Questo porta via energie nervose e mentali e tanti giocatori del Como non sono abituati e anche la Roma avrà il doppio binario. La Fiorentina ha bisogno di tempo, quando si assemblano 9 giocatori e ne arriveranno altri, posso pensare che stai mettendo le basi per fare qualcosa di interessante, ma non nell’immediato. La Fiorentine ha fatto una squadra piena di gioventù, giocatori dalla grande tecnica e devo dire bravo a Paratici e credo possa essere la sorpresa del campionato. Quest’anno la coppa non ce l'ha e Grosso è un allenatore molto interessante: un ragazzo sempre serio, concentrato determinato ed ha voglia ed ambizione.

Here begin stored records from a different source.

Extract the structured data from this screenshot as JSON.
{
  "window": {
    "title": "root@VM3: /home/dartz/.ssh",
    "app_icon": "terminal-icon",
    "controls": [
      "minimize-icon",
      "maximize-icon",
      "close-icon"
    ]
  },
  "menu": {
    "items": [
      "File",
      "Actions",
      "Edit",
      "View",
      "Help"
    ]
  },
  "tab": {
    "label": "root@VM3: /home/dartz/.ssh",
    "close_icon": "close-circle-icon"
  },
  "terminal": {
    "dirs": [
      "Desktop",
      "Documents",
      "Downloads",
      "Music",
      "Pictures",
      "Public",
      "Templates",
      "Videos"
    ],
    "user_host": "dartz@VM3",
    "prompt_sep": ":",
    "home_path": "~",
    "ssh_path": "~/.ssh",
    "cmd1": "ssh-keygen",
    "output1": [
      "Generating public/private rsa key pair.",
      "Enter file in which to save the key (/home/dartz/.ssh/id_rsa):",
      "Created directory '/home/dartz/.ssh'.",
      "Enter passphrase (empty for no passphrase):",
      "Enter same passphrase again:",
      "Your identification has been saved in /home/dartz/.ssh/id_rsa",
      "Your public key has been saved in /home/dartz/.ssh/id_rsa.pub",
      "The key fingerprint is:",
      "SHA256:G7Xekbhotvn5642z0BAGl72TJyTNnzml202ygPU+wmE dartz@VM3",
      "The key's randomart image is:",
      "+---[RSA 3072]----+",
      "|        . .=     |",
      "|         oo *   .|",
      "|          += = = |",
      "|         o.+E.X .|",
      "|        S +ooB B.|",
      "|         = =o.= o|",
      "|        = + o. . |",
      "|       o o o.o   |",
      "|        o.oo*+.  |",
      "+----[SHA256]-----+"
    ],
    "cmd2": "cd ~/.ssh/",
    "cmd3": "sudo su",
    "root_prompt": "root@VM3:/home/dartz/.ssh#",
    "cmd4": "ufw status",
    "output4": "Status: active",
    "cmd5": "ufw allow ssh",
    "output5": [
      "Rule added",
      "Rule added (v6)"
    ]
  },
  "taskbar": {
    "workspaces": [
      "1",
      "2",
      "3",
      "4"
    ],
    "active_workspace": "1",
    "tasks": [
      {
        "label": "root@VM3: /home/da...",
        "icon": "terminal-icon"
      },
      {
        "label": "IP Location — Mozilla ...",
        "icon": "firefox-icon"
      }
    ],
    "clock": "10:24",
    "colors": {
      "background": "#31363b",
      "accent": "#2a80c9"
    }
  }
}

Maldini ha capito che questi signori sono invincibili, è stato ingenuo nel pensare che Malagò avesse la forza che non aveva di cambiare qualcosa perchè non ha la forza di fare qualcosa di rivoluzionario. Uno come Mancini ct è tutto nella norma, lo avremmo scelto tutti, ma serviva qualcosa di diverso perchè Pirlo non convinceva nessuno, ma sarebbe stato qualcosa di diverso. E poi, mettere Maldini e Leonardo significa mettere nelle loro mani tutta la responsabilità e quindi in questa ottica anche Pirlo andava bene. Poi, se le cose fossero andate male, li avresti mandati via tutti e tre”.